J Neurol Surg B Skull Base 2018; 79(S 01): S1-S188
DOI: 10.1055/s-0038-1633652
Poster Presentations
Georg Thieme Verlag KG Stuttgart · New York

Cerebrospinal Fluid Leak after Acoustic Neuroma Surgery via Middle Cranial Fossa Approach

Gavriel D. Kohlberg
1   University of Cincinnati Medical Center, Cincinnati, Ohio, United States
,
Noga Lipschitz
1   University of Cincinnati Medical Center, Cincinnati, Ohio, United States
,
Kareem O. Tawfik
1   University of Cincinnati Medical Center, Cincinnati, Ohio, United States
,
Joseph T. Breen
1   University of Cincinnati Medical Center, Cincinnati, Ohio, United States
,
Myles L. Pensak
1   University of Cincinnati Medical Center, Cincinnati, Ohio, United States
,
Mario Zuccarello
1   University of Cincinnati Medical Center, Cincinnati, Ohio, United States
,
Ravi N. Samy
1   University of Cincinnati Medical Center, Cincinnati, Ohio, United States
› Author Affiliations
Further Information

Publication History

Publication Date:
02 February 2018 (online)

 

Background Postoperative cerebrospinal fluid (CSF) leakage can be a serious complication following vestibular schwannoma (VS) surgery.

Objective To evaluate the CSF leak rate after middle cranial fossa (MCF) approach to VS resection.

Methods Retrospective case series of consecutive patients undergoing MCF approach to VS resection from 2007 to 2017 at a tertiary referral academic center. Lumbar drains (LD) were routinely placed preoperatively and removed at the end of surgery. After tumor resection, the internal auditory canal dural defect and middle fossa floor were sealed with a combination of temporalis muscle graft, temporalis fascia graft, and fibrin sealant. Bone wax was applied to occlude any exposed air cells.

Results A total of 161 MCF approaches were performed for a variety of indications over the study period, including 66 standard MCF approaches for VS resection. None of the cases was previously treated with radiation therapy or surgery. There were two postoperative CSF leaks (3.0%). The average age of those with a CSF leak was 51 (42 and 60) and of those without a CSF leak was 51.7 (18–74) (p = 0.95). The average body mass index (BMI) for patients with a CSF leak was 33.7 compared with 29.3 for those without CSF leak (p = 0.23). In the two cases with CSF leakage, the mean maximal tumor dimension was 4.5 mm (3 and 6 mm), both tumors were isolated to the internal auditory canal (IAC), and both underwent gross total resection. Both CSF leaks were successfully treated with LD diversion. For the 64 cases that did not have a CSF leak, the mean maximal tumor dimension was 10.2 mm (3–19 mm), 51 were isolated to the IAC, 1 was located only in the cerebellopontine angle (CPA), and 12 were located in both the IAC and CPA. Sixty-two patients underwent gross total resection and 2 underwent near total resection.
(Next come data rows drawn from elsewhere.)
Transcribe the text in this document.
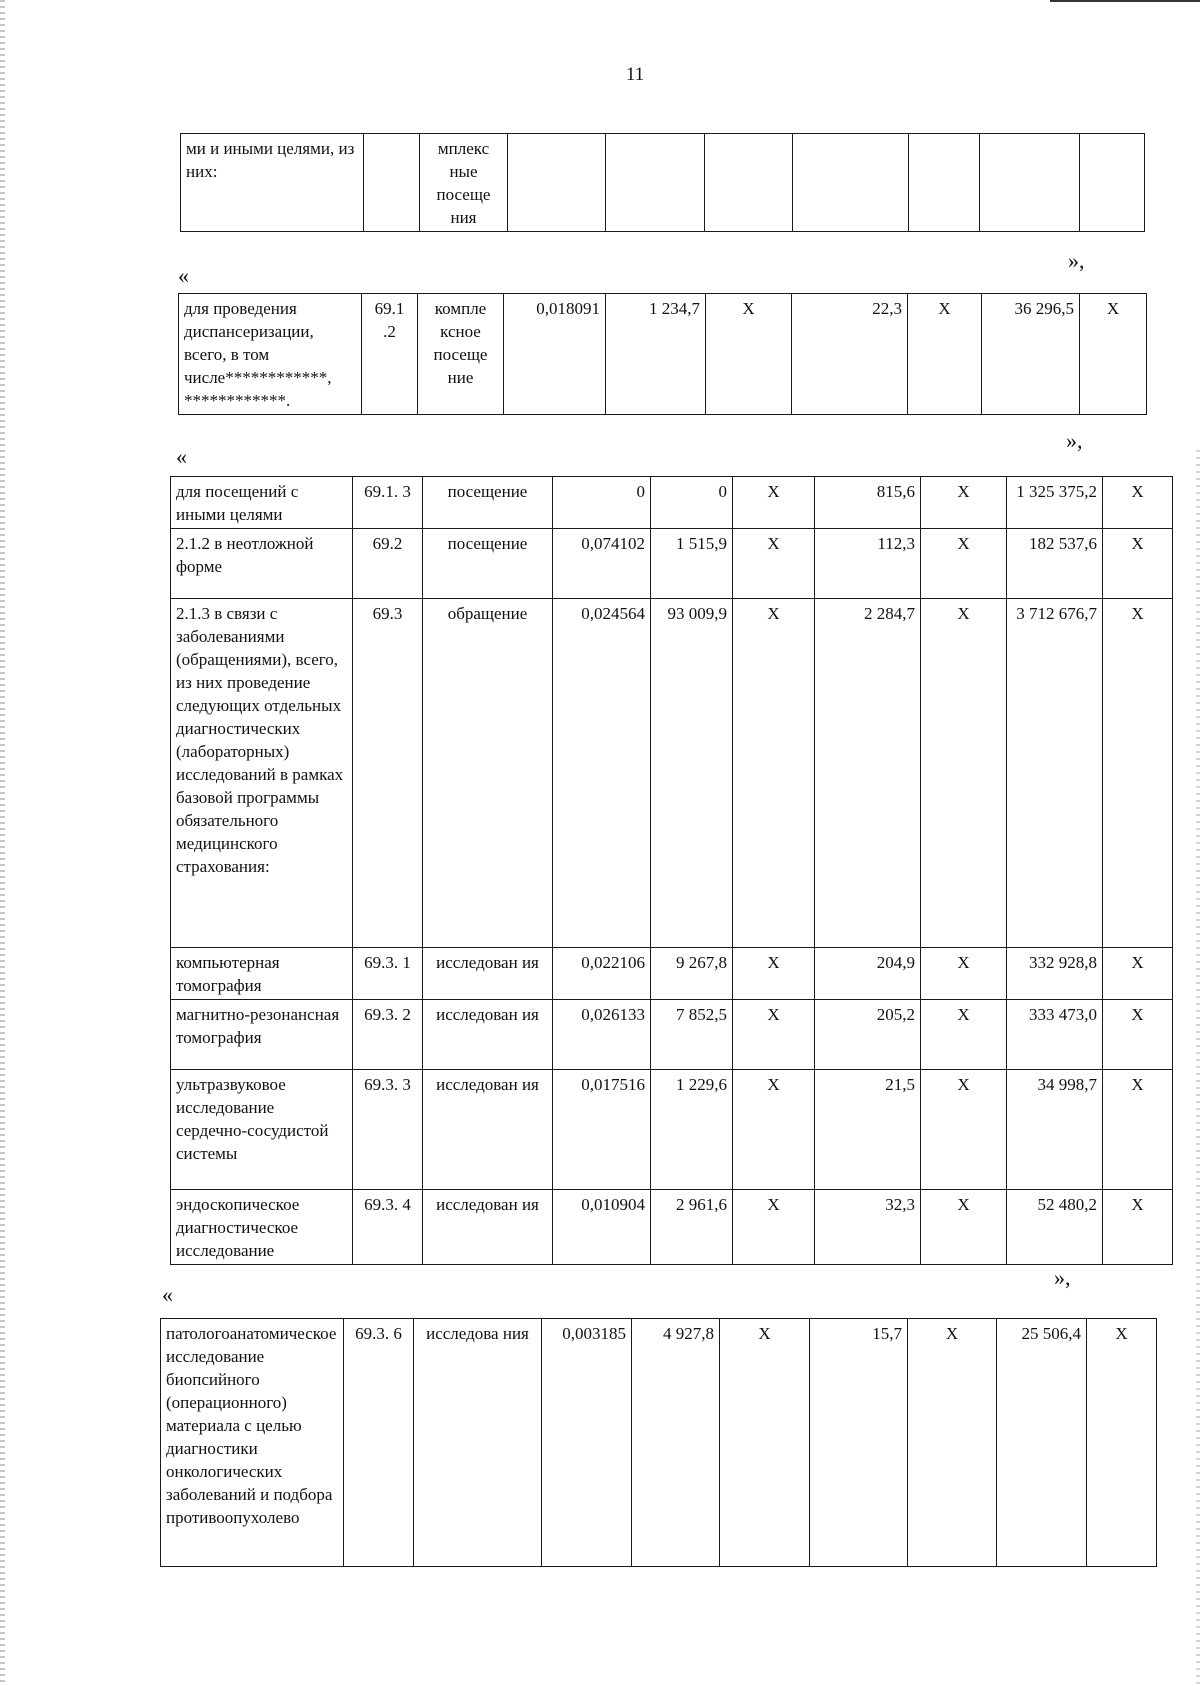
11
ми и иными целями, из них:		мплекс ные посеще ния							
«
»,
для проведения диспансеризации, всего, в том числе************, ************.	69.1 .2	компле ксное посеще ние	0,018091	1 234,7	Х	22,3	Х	36 296,5	Х
«
»,
для посещений с иными целями	69.1. 3	посещение	0	0	Х	815,6	Х	1 325 375,2	Х
2.1.2 в неотложной форме	69.2	посещение	0,074102	1 515,9	Х	112,3	Х	182 537,6	Х
2.1.3 в связи с заболеваниями (обращениями), всего, из них проведение следующих отдельных диагностических (лабораторных) исследований в рамках базовой программы обязательного медицинского страхования:	69.3	обращение	0,024564	93 009,9	Х	2 284,7	Х	3 712 676,7	Х
компьютерная томография	69.3. 1	исследован ия	0,022106	9 267,8	Х	204,9	Х	332 928,8	Х
магнитно-резонансная томография	69.3. 2	исследован ия	0,026133	7 852,5	Х	205,2	Х	333 473,0	Х
ультразвуковое исследование сердечно-сосудистой системы	69.3. 3	исследован ия	0,017516	1 229,6	Х	21,5	Х	34 998,7	Х
эндоскопическое диагностическое исследование	69.3. 4	исследован ия	0,010904	2 961,6	Х	32,3	Х	52 480,2	Х
«
»,
патологоанатомическое исследование биопсийного (операционного) материала с целью диагностики онкологических заболеваний и подбора противоопухолево	69.3. 6	исследова ния	0,003185	4 927,8	Х	15,7	Х	25 506,4	Х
Conclusion The standard MCF approach to VS resection of the IAC and CPA is a valuable technique that allows for hearing preservation and total tumor resection. The MCF approach can be performed with a low CSF leakage rate. This rate of CSF leak compares favorably with reported rates in the literature in regard to both translabyrinthine and retrosigmoid approaches.